Eine Dampflok braucht ein wenig, um in Fahrt zu kommen. Ruth Lillegraven treibt diese Lok mit norwegischer Gelassenheit an und erreicht am Ende die absolute Höchstgeschwindigkeit. Die Kulisse ihrer sozialkritischen Geschichte ist die wilde Landschaft Nordnorwegens. Ihr Thema ist die körperliche und seelische Gewalt gegen Kinder auch in den höchsten Kreisen. Darauf wirft Ruth Lillegraven einen klaren und sensiblen Blick.
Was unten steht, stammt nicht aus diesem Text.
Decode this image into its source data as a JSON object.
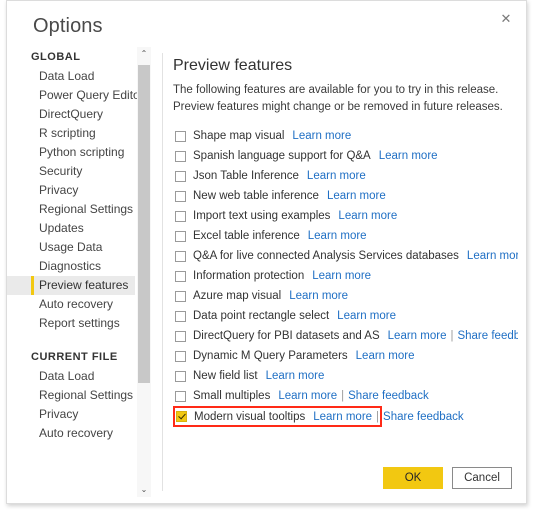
{
  "dialog": {
    "title": "Options",
    "close_label": "✕"
  },
  "sidebar": {
    "groups": [
      {
        "title": "GLOBAL",
        "items": [
          {
            "label": "Data Load",
            "selected": false
          },
          {
            "label": "Power Query Editor",
            "selected": false
          },
          {
            "label": "DirectQuery",
            "selected": false
          },
          {
            "label": "R scripting",
            "selected": false
          },
          {
            "label": "Python scripting",
            "selected": false
          },
          {
            "label": "Security",
            "selected": false
          },
          {
            "label": "Privacy",
            "selected": false
          },
          {
            "label": "Regional Settings",
            "selected": false
          },
          {
            "label": "Updates",
            "selected": false
          },
          {
            "label": "Usage Data",
            "selected": false
          },
          {
            "label": "Diagnostics",
            "selected": false
          },
          {
            "label": "Preview features",
            "selected": true
          },
          {
            "label": "Auto recovery",
            "selected": false
          },
          {
            "label": "Report settings",
            "selected": false
          }
        ]
      },
      {
        "title": "CURRENT FILE",
        "items": [
          {
            "label": "Data Load",
            "selected": false
          },
          {
            "label": "Regional Settings",
            "selected": false
          },
          {
            "label": "Privacy",
            "selected": false
          },
          {
            "label": "Auto recovery",
            "selected": false
          }
        ]
      }
    ],
    "scroll": {
      "up_arrow": "⌃",
      "down_arrow": "⌄"
    }
  },
  "content": {
    "heading": "Preview features",
    "description": "The following features are available for you to try in this release. Preview features might change or be removed in future releases.",
    "link_learn_more": "Learn more",
    "link_share_feedback": "Share feedback",
    "link_separator": "|",
    "features": [
      {
        "label": "Shape map visual",
        "checked": false,
        "learn_more": true,
        "share_feedback": false,
        "highlighted": false
      },
      {
        "label": "Spanish language support for Q&A",
        "checked": false,
        "learn_more": true,
        "share_feedback": false,
        "highlighted": false
      },
      {
        "label": "Json Table Inference",
        "checked": false,
        "learn_more": true,
        "share_feedback": false,
        "highlighted": false
      },
      {
        "label": "New web table inference",
        "checked": false,
        "learn_more": true,
        "share_feedback": false,
        "highlighted": false
      },
      {
        "label": "Import text using examples",
        "checked": false,
        "learn_more": true,
        "share_feedback": false,
        "highlighted": false
      },
      {
        "label": "Excel table inference",
        "checked": false,
        "learn_more": true,
        "share_feedback": false,
        "highlighted": false
      },
      {
        "label": "Q&A for live connected Analysis Services databases",
        "checked": false,
        "learn_more": true,
        "share_feedback": false,
        "highlighted": false
      },
      {
        "label": "Information protection",
        "checked": false,
        "learn_more": true,
        "share_feedback": false,
        "highlighted": false
      },
      {
        "label": "Azure map visual",
        "checked": false,
        "learn_more": true,
        "share_feedback": false,
        "highlighted": false
      },
      {
        "label": "Data point rectangle select",
        "checked": false,
        "learn_more": true,
        "share_feedback": false,
        "highlighted": false
      },
      {
        "label": "DirectQuery for PBI datasets and AS",
        "checked": false,
        "learn_more": true,
        "share_feedback": true,
        "highlighted": false
      },
      {
        "label": "Dynamic M Query Parameters",
        "checked": false,
        "learn_more": true,
        "share_feedback": false,
        "highlighted": false
      },
      {
        "label": "New field list",
        "checked": false,
        "learn_more": true,
        "share_feedback": false,
        "highlighted": false
      },
      {
        "label": "Small multiples",
        "checked": false,
        "learn_more": true,
        "share_feedback": true,
        "highlighted": false
      },
      {
        "label": "Modern visual tooltips",
        "checked": true,
        "learn_more": true,
        "share_feedback": true,
        "highlighted": true
      }
    ]
  },
  "footer": {
    "ok_label": "OK",
    "cancel_label": "Cancel"
  },
  "colors": {
    "accent_gold": "#f2c811",
    "link_blue": "#1f6fc4",
    "highlight_red": "#ff2a17",
    "selected_bg": "#eaeaea"
  }
}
Haavard und Clara sind auf den ersten Blick ein Traumpaar. Haavard ist Kinderarzt in einer Kinderklinik in Oslo. Clara ist Referentin des Innenministeriums. Haavard ist bestürzt über die vielen Fälle von Misshandlungen bei Kindern, mit denen er täglich konfrontiert ist. Sie haben zwei gemeinsame Söhne, die sie liebevoll aufziehen. Auch Clara versucht in ihrer Position auf der politischen Ebene Einfluss zu nehmen zur Gewalt gegen Kinder und gegen Missbrauch. Sie entwirft ein Gesetz, der die Meldepflicht aller öffentlichen Instanzen bei Verdacht auf Gewalt gegen Kinder oder Kindesmissbrauch einführen soll. Doch der Entwurf wird abgelehnt. Auch in Norwegen ist die Politik immer noch eine Männerdomäne, auch wenn sich starke Frauen zunehmend positionieren. Haavard wird mit einem Fall brutaler Gewalt gegen ein ausländisches Kind konfrontiert. Das Kind stirbt an den Folgen seiner Verletzung. Es steht fest, dass der muslimische Vater der Verursacher der Verletzungen ist. Wenig später nach dem Tod des Jungen wird er Vater in einem an das Krankenhaus angrenzenden Gebetsraum tot aufgefunden, erschossen mit einer Glock. Während einer „Betriebsfeier“ an der Haavard teilnimmt, wird eine Frau mit der gleichen Waffe erschossen. Auch ihr wird Gewalt gegen ihre Kinder nachgesagt. Die Tatwaffe gehört einer pakistanischen Kollegin, mit der Haavard ein Verhältnis hat. Sie schaffte sich die Waffe zum Schutz gegen ihren Mann an und bewahrte sie in ihrem Klinikschreibtisch auf. Seit dem Mord an dem muslimischen Vater ist die Waffe verschwunden. Haavard gerät schnell in Verdacht, mit den Morden in Verbindung zu stehen, da er eine Liste erstellt hat mit Menschen, die nachweislich ihre Kinder quälen. Er wird verhaftet. Clara ist mittlerweile die Karriereleiter hinaufgeklettert. Sie steht neben dem Innenminister in einer machtvollen, kompetenten Stellung. Die Verhaftung ihres Mannes wirkt zunächst wie ein Stolperstein. Ein dritter Mord geschieht und wieder wird das Opfer mit Kindesmisshandlung in Zusammenhang gebracht, die Tatwaffe ist wieder die Glock. Haavard kommt frei und stößt auf Unstimmigkeiten in Claras Angaben zu ihrer Vergangenheit. Er forscht nach und stößt auf Dinge, die ihn mächtig ins Schwanken bringen.
List Hardcover
400 Seiten, 16,99 e
Aus dem Norwegischen übersetzt von Hinrich Schmidt-Henkel.
ISBN: 9783471360415
Ruth Lillegraven wurde 1978 in Hardanger geboren und lebt heute in Bærum. 2005 debütierte sie mit einer Gedichtsammlung. Seitdem veröffentlichte sie Lyrik, Kinderbücher, ein Theaterstück und einen Roman. Tiefer Fjord ist ihr erster Psychothriller. Ihre Bücher wurden mit zahlreichen Preisen ausgezeichnet, unter anderem erhielt sie den Brage-Preis und den Nynorsk Literaturpreis.